La proximité sacrifiée sur l’autel de la rentabilité

Depuis plus d’un an, le collectif Hôpitaux santé 65 bataille contre un projet de construction d’un pôle de santé public-privé. Ce collectif regroupe les comités de défense de plusieurs hôpitaux* des Hautes-Pyrénées dont des services entiers sont menacés de fermeture. Personnels, médecins, usagers, mutuelles, syndicats et partis politiques… : le groupe des opposants au projet d’hôpital unique décidé par l’agence régionale de santé (Ars) de Midi-Pyrénées s’est amplifié au fil des mois.

Même le conseil général a voté une motion contre ce projet, aux motifs qu’il « consiste à adosser une aile hospitalière à la clinique privée Ormeaux-Pyrénées, à réduire de 40 % l’offre publique de lits et à fermer la maternité de Lourdes (315 accouchements par an) ».
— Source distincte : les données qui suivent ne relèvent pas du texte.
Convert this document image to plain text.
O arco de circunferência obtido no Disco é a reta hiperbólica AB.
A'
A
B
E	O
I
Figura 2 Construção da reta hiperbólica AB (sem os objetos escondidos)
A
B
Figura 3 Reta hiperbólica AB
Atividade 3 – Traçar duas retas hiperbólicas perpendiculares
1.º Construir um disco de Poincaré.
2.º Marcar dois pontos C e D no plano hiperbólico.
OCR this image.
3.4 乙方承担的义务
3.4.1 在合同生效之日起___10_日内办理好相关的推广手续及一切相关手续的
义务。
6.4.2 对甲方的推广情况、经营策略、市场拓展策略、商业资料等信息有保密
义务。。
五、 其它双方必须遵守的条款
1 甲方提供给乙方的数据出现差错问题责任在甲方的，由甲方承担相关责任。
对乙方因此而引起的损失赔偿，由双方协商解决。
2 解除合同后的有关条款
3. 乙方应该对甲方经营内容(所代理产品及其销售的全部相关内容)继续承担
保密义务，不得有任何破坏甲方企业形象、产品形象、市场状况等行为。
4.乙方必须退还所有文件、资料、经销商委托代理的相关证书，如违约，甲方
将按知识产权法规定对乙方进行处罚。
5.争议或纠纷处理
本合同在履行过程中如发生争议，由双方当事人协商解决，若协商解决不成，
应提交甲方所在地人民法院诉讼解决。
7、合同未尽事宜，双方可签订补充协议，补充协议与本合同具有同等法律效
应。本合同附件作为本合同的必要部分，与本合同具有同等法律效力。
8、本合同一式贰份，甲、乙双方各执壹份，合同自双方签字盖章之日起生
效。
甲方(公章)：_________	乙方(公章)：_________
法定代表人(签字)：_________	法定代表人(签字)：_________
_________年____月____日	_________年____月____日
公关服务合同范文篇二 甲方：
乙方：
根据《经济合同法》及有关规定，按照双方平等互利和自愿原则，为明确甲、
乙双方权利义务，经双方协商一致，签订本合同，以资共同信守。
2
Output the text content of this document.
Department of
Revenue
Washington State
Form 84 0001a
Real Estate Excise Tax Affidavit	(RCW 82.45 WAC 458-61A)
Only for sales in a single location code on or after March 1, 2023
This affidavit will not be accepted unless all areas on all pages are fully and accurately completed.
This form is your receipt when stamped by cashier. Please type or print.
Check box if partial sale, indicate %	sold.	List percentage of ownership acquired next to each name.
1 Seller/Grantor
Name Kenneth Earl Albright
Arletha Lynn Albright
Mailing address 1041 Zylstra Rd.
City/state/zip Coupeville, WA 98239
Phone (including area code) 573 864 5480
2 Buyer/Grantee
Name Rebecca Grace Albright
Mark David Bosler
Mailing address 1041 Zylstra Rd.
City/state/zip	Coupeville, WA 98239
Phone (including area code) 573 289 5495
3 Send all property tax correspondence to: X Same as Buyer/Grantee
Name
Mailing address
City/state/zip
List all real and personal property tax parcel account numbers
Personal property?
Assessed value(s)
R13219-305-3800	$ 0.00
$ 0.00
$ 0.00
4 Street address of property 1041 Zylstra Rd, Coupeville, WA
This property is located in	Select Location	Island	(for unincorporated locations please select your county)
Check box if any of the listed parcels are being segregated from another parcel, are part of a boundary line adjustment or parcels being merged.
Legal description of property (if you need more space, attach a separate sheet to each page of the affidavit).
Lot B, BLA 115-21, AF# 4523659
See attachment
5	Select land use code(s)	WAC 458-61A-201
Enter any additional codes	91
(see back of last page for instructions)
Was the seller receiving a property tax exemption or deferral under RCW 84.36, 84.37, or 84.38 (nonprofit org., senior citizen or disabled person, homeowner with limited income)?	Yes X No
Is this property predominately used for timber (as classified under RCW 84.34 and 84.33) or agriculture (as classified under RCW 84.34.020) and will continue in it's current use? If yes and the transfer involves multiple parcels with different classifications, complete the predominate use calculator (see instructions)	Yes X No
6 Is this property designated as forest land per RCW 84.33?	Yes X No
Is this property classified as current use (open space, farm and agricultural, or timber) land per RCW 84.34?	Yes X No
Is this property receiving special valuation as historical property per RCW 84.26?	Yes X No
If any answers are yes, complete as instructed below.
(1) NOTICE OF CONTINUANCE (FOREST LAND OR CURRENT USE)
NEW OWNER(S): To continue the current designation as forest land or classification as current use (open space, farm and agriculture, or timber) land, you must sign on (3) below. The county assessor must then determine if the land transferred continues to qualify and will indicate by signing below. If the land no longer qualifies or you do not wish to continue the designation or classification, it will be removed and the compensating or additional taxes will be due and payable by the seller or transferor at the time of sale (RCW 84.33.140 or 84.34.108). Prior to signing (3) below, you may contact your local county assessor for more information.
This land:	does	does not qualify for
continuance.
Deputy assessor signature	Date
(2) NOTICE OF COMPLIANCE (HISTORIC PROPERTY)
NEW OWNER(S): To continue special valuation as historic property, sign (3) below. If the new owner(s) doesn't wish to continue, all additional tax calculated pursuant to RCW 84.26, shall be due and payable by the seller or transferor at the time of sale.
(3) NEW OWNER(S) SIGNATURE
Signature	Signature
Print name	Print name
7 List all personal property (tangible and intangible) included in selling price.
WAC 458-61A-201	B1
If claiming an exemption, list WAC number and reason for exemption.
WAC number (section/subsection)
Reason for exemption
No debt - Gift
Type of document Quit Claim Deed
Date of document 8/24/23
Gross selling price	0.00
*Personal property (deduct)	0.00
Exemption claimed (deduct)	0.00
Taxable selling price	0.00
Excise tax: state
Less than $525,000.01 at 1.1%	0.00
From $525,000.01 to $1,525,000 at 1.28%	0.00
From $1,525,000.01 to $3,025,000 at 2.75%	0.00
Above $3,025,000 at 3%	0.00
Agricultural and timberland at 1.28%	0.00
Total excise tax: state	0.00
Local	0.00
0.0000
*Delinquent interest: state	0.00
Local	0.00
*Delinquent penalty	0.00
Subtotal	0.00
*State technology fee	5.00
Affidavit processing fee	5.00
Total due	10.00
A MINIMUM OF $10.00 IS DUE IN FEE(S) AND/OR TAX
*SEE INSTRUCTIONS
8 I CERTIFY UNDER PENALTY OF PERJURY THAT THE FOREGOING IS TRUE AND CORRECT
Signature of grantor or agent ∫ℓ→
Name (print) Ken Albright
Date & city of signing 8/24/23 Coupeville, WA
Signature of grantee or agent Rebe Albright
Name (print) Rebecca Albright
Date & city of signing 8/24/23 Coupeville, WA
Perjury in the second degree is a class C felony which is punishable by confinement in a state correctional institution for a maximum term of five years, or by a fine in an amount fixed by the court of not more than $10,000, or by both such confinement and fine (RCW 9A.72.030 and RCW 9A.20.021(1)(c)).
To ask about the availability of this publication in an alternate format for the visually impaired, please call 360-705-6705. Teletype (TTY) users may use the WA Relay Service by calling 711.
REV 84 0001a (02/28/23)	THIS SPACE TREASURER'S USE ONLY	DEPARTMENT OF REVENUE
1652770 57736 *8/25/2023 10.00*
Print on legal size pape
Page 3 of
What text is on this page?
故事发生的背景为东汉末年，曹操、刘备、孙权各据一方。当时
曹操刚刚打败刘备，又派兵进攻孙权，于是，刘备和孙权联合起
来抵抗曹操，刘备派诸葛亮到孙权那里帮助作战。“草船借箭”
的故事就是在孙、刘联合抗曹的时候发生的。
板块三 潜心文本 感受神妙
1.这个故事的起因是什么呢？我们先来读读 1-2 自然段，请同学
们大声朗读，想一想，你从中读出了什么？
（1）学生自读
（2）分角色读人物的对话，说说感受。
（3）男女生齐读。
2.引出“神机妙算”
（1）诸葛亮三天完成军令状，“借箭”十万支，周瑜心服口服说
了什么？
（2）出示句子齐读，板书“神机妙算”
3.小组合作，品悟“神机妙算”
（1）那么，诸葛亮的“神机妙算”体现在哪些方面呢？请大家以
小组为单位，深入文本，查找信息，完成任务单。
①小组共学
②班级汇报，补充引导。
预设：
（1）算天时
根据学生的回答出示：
L’Ars prévoit en effet que la construction de ce nouveau pôle sera « basée sur l’organisation d’une filière spécialisée, le rapprochement des plateaux techniques et un fonctionnement intégré des équipes soignantes ». Comme toujours dans ce type de regroupement public-privé, à l’hôpital la maternité et les urgences (non rentables !), et à la clinique la cardiologie et la cancérologie, qui rapportent (en termes de tarification à l’activité [T2A]).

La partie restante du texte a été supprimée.